A gold bracelet like a fur
The mastery of gold bracelets at Piaget goes back to the origins of the Manufacture. For the SIHH 2018, the house launches theExtremely Lady, a model inspired by a historical piece, with a hand-guilloché bracelet. - Isabelle Cerboneschi.
It looks like a fabric, or rather a fur. When you take the watch and turn it over, you discover the stack side of the links in its "u" -shaped bracelet that fit together like a game of Tetris. While the front side, all this construction is hidden under a superb work of hand guilloche.
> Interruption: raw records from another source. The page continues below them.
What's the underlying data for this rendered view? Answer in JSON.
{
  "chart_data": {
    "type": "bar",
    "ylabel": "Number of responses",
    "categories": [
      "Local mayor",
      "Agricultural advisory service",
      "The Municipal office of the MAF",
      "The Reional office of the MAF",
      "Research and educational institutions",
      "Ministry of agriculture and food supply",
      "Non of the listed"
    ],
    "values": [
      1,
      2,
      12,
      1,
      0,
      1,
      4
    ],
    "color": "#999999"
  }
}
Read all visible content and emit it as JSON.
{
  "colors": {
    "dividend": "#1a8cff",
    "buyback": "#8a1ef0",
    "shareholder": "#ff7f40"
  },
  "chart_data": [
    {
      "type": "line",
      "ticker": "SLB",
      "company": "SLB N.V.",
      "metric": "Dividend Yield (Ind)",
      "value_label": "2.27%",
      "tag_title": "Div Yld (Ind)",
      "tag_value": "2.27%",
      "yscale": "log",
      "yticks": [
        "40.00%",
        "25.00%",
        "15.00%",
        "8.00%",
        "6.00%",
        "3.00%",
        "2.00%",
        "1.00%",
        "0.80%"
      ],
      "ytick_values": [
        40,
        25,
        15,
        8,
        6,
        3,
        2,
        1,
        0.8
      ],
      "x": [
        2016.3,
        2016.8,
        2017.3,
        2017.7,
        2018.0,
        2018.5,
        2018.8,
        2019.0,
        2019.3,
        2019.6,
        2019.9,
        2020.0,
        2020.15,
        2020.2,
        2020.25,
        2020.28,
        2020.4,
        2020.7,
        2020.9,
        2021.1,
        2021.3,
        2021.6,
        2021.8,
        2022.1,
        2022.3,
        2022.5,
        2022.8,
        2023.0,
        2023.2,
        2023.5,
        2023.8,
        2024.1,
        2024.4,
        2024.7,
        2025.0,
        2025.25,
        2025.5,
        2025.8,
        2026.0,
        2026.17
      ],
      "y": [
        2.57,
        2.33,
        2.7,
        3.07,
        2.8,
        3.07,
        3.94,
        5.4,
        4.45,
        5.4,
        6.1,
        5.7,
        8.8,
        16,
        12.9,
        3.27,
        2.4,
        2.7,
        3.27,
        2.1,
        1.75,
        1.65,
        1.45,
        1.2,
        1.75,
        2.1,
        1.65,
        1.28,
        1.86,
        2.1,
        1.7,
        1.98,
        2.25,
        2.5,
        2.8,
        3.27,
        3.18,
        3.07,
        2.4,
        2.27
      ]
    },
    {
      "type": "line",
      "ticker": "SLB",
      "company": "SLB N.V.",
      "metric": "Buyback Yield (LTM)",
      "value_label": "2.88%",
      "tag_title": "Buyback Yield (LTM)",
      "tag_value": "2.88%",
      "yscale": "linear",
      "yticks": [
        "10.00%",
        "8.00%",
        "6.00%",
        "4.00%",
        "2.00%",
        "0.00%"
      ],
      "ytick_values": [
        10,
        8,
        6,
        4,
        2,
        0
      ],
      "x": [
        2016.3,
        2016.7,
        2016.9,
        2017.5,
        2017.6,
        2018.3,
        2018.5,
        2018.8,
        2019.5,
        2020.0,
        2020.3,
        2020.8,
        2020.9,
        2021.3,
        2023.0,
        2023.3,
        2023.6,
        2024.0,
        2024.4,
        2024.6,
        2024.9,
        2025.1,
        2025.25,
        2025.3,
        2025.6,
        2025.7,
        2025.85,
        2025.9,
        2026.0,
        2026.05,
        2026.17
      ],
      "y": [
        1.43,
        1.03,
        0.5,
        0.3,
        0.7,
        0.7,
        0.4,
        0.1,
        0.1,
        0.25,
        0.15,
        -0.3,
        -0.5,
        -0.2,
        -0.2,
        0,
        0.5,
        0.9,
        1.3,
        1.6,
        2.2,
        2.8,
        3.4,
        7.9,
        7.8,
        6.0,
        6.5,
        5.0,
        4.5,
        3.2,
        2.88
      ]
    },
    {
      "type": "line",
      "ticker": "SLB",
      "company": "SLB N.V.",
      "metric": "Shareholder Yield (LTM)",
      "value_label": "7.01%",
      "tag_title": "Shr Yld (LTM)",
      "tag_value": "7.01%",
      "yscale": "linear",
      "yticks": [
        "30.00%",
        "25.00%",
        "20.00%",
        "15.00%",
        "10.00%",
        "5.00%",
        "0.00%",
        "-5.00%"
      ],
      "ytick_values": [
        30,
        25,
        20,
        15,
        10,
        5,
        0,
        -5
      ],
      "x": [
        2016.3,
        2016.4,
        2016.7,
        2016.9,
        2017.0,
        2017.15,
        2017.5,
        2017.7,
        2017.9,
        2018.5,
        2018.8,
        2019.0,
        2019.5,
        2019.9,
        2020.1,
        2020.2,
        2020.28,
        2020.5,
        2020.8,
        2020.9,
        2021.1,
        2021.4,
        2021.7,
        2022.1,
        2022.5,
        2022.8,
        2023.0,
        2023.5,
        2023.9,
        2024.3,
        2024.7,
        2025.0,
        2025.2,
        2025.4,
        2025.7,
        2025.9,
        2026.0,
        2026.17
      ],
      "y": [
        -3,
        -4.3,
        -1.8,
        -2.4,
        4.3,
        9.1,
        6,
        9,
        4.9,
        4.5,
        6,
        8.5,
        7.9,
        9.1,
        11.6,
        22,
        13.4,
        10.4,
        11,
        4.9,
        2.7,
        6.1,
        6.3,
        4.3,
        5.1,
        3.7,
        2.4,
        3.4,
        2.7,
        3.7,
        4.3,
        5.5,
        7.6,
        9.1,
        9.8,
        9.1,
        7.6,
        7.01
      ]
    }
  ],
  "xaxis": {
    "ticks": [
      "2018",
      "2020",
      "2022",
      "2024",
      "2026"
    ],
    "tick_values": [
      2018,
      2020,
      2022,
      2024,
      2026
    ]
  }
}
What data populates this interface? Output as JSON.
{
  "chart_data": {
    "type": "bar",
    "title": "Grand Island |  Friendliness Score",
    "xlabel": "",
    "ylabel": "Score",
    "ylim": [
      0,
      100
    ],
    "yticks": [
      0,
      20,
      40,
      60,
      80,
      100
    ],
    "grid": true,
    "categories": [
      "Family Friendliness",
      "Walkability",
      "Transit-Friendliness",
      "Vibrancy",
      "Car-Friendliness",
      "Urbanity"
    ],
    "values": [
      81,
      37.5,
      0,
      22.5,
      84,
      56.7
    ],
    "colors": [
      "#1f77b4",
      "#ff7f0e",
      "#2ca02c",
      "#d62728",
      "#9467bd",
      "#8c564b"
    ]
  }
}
The watch Extremely Lady looks vintage even though it is today. His bracelet, entirely designed at the Manufacture of Plan-les-Ouates, is inspired by a historical model: the Patrimony. This gold ribbon carries with it a piece of mystery. How does one go from a geometrical assemblage to this abstraction?
It all starts with a thin golden bar of about 150 grams that enters a numerically controlled machine tool from which 500 small links will come out. It takes eight hours of work to make these 500 components, which are then checked one by one, to ensure that they have been perfectly cut.
In the workshops where jeweler-jewelers work, there is silence. All the gold bracelets, at Piaget, are assembled by hand. Heritage pieces, like theExtremely Lady, are manufactured in the same way as they were in the 60 years. A chance that Piaget knew how to preserve this know-how, unlike other houses that left it during the quartz crisis in the 70 years.
To make the bracelet, jeweler-chain link a link in the other using a clamp on a kind of mini-harrow, "a fork", a bit like a Lego. In Switzerland, there is no more training of chain. Piaget being the last manufacturer to manufacture such bracelets, she is forced to train hers.
It takes a week of work to make a bracelet: 9 assembly hours, plus 5 hours of adjustment (the operation thanks to which the bracelet is welded to the box, ed). It is then softened with Marseille soap before being etched. An operation that lasts about three days. To obtain this effect of fur, the engraver gives small scratches on the bracelet with the help of a stall that enters the material, leaving apparently disordered reasons. Each little move gradually masks the work of jewelry.
The links calibrated with the cord do not emerge unscathed from the marks left by the stall. Beauty is born of the scars left in gold, it springs from the passage of order to disorder.